Not only that, but many of these so-called sugar-free “healthy snacks” may contain the substance they claim to be free of!
According to the standard, they can have up to 0.5 g of sugar and still be considered sugar-free. If you’re craving something sweet, it’s better to just moderately eat whatever you’re craving, despite the sugar, but eat it in moderation rather than reach for these.
#8 Cereal Bars
If you are used to reaching out to these as an easy and healthy snack option, especially if you are on the go, thinking it’s the better option for your body, then we have very bad news for you! They are not that different from the snacks people love to hate; they’re actually just as bad as candies or chocolate, but people who preach the importance of healthy snacks like to ignore this fact.
Most of them are loaded with sugar, and they are actually no healthier than a biscuit, a cookie, or even a chocolate bar. They are packed with glucose and, at times, if you’re not reading the label carefully, they don’t have enough fiber or protein to offset the high amount of sugar, so they will not keep you full until the next full meal.

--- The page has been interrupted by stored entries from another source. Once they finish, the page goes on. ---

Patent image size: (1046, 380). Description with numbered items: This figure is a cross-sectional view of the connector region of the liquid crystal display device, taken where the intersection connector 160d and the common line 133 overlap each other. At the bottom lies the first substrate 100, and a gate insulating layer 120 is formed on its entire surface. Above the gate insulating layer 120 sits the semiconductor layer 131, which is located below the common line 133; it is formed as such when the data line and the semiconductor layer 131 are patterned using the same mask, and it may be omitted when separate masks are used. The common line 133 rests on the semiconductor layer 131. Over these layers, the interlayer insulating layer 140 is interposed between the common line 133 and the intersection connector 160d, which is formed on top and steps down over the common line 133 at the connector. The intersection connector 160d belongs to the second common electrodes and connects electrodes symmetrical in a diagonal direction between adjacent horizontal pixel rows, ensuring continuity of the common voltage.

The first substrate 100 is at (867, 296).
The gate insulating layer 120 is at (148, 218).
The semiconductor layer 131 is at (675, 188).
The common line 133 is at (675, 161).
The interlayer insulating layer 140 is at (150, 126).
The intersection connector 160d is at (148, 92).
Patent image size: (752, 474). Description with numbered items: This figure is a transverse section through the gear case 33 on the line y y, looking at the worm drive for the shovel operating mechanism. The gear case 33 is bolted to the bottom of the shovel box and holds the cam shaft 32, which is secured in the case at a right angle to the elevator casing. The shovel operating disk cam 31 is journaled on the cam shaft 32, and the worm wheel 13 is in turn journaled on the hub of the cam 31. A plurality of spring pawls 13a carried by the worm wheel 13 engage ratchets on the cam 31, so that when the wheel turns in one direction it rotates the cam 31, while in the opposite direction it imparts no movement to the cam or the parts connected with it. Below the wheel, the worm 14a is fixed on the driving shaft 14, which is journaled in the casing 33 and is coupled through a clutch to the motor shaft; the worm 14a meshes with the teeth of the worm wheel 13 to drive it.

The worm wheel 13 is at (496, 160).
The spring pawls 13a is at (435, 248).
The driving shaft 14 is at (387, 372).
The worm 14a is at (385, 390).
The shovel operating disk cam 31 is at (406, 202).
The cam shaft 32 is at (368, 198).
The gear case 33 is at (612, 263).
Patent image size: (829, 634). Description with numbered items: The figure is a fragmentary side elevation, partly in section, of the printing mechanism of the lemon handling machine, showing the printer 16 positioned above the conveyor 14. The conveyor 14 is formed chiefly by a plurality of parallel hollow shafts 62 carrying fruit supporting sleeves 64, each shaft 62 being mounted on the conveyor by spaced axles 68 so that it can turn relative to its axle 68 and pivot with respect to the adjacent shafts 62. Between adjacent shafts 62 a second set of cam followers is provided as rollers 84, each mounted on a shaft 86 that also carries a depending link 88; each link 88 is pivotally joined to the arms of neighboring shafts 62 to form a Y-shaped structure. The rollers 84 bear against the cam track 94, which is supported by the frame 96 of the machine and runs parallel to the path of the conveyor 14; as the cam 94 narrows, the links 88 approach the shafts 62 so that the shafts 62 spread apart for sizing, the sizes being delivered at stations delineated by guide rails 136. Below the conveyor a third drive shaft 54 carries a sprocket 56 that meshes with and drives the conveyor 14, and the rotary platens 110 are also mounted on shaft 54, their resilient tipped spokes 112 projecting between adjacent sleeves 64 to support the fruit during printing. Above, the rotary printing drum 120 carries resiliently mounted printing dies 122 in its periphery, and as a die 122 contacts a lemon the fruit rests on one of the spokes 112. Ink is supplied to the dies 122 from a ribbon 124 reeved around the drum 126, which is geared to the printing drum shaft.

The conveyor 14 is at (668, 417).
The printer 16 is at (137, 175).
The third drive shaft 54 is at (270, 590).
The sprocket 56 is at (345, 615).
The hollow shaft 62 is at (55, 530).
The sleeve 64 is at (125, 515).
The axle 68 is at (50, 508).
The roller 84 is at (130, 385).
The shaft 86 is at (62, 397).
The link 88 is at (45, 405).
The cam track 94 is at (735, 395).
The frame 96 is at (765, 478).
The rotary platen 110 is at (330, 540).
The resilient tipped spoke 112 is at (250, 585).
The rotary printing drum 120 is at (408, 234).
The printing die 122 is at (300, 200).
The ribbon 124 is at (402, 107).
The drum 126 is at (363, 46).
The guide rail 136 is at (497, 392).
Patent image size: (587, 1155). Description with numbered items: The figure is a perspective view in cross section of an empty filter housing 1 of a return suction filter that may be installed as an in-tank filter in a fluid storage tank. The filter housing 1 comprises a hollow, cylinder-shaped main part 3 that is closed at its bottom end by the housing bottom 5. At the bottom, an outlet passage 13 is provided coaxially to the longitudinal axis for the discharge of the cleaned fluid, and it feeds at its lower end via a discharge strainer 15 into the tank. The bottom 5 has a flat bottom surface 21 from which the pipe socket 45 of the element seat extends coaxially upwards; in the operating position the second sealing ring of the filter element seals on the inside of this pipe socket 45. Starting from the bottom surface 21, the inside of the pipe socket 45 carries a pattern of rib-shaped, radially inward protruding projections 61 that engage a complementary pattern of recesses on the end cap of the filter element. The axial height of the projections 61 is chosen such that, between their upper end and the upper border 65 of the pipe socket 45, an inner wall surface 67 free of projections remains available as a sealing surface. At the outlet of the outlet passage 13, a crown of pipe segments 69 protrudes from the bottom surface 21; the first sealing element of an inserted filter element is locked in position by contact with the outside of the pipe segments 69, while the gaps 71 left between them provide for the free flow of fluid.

If anything, after they are eaten as a substitute for breakfast, they are more likely to give you a blood sugar crash than leave you full until lunch.
#9 Rice Cakes
While they have become a staple of healthy snacks, especially when it comes to people who are trying to lose some extra pounds, they aren’t the end-all, be-all alternative snack that they are made up to be!
While they aren’t full of salt or oil, they are quite notorious for ranking high on the glycemic index. That list is the one that measures how fast certain foods make your blood rise on a scale from one to 100, and our friends the rice cakes have a high rank of 82!
Surely, they aren’t as high as other snacks, but it’s something to keep in mind. Especially since researchers have found out that foods with a high glycemic index can cause excessive hunger and increase the activity in the part of the brain that causes cravings.
These are the perfect foods that will make you crave more and more, eventually leading to overeating, which makes them qualified to be knocked down a peg when it comes to being hailed as extra healthy!